With such a beautiful vision for what a tree nursery could be, Nils’ challenge was to bring that down to a manageable first step. At which point it’s good to remind ourselves that Nils’ tree nursing guru’s first steps had been far from grandiose. His journey into growing trees started with an apple kernel. He stuffed the kernel’s beautiful, black seeds into a pot, waited, saw the seeds sprout, and was hooked. Then, for years, nursing trees remained a hobby. He traded a bit. (He got a lot of meat. Somebody helped him dig his ponds.) And he started online sales informally, via Craigslist.
The choices rushing through Nils’ head were many:
- How well should the nursery beds be prepared in this first year?
- How much compost should they add? How about mulch?
- Did they have to mix coarser sand into the fine clay?
- How much of the terrace’s area should they turn into tree beds?
- Should they grow just the trees they needed themselves (hundreds, at least), or also for selling?
Meanwhile, I had started shoveling, quite impatiently. I’m not the analysis-paralysis type, more the changing-my-mind-back-and-forth-along-the-way-4-times type.
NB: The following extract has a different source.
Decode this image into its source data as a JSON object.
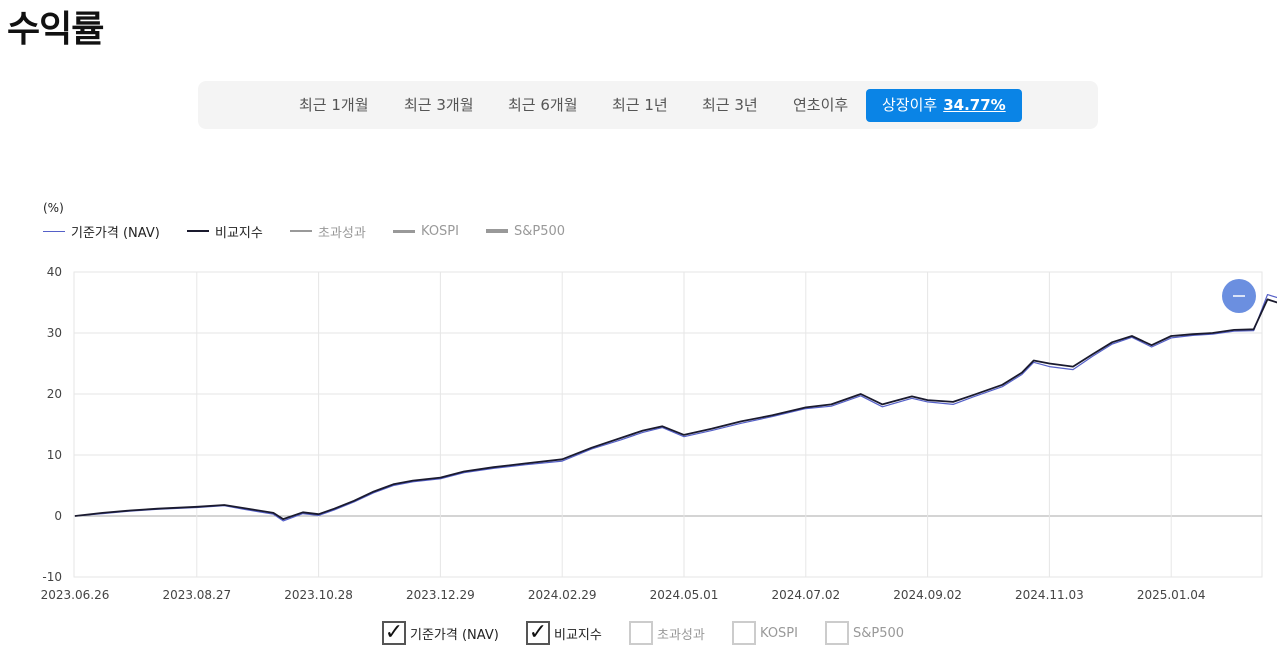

I’m good at starting things badly. The advantage of this is that I can move very fast. The disadvantage is that I get really stuck when analysis is required. But, there was no need to worry about that; that job was assumed by the resident tree nurse.
The first-year beds we dug weren’t as fantastic as Akiva Silver’s. He can pull out weeds with big tap roots by hand. Indeed, this is an experience that I can confirm from my nuclear family’s mulched flower beds. (Laurelin and I didn’t grow up with the idea that ecological horticultural principles can also be applied to (commercial) crop production.) But, I like to think that the beds were exactly the right depth and the right breadth for this first-year experiment. Perhaps even more importantly: the tree beds are in the right place: in the middle of the Portugese property where the trees will have to grow, not all the way across the Atlantic, in New York.
Small-scale. Biome-specific.
Akiva grows his tree in a pretty cold climate. The winters in upstate New York (USA) are long, the growing season short. There’s around-the-year precipitation. Central Portugal is much dryer. Last summer’s hot drought extended into the end of November, and many of the Iberian Eucalyptus forests burned down in massive June and October forest fires. A chestnut genotype that does well in cold, wet Spencer, NY is likely a different genotype from one that does well in Portugal.
Spencer, NY, USA | Ponte de Pedra, PRT | |
---|---|---|
Elevation: | 389m | 330m |
Inclination: | sloped | sloped |
Annual precipation: | “a lot” | 400–1200mm |
Rain frequency: | “at least weakly” | very dry summers |
Growing season: | May–September | March–November |
Min. temparature: | -15°C | -5°C |
Max. temparature: | …°C | 40+°C |
Mean temparature: | …°C | 8–24°C |
As a total chestnut fanatic, Akiva has the remarkable luck of living at the same road as somebody who has spent 40+ years selecting chestnut variates from around the world for blight and cold resistance.
The chestnuts in Nils’ tree nursery all come from the local market in Cernache do Bonhardim and the acorns were gathered in various local forests. That’s plenty of biome-specificity for now. Then, when later this month (March, 2018), we will be clearing the charred (but already regenerating) Eucalyptus trees from their hillside, there will be plenty of space to experiment with and select for which varieties of chestnut, oak, walnut, hazelnut, and almond do best in a dry, warm environment. And last, but not least, there will be tons of delicious-smelling Eucalyptus wood chips with which the nursery’s bed can be made so much looser and softer.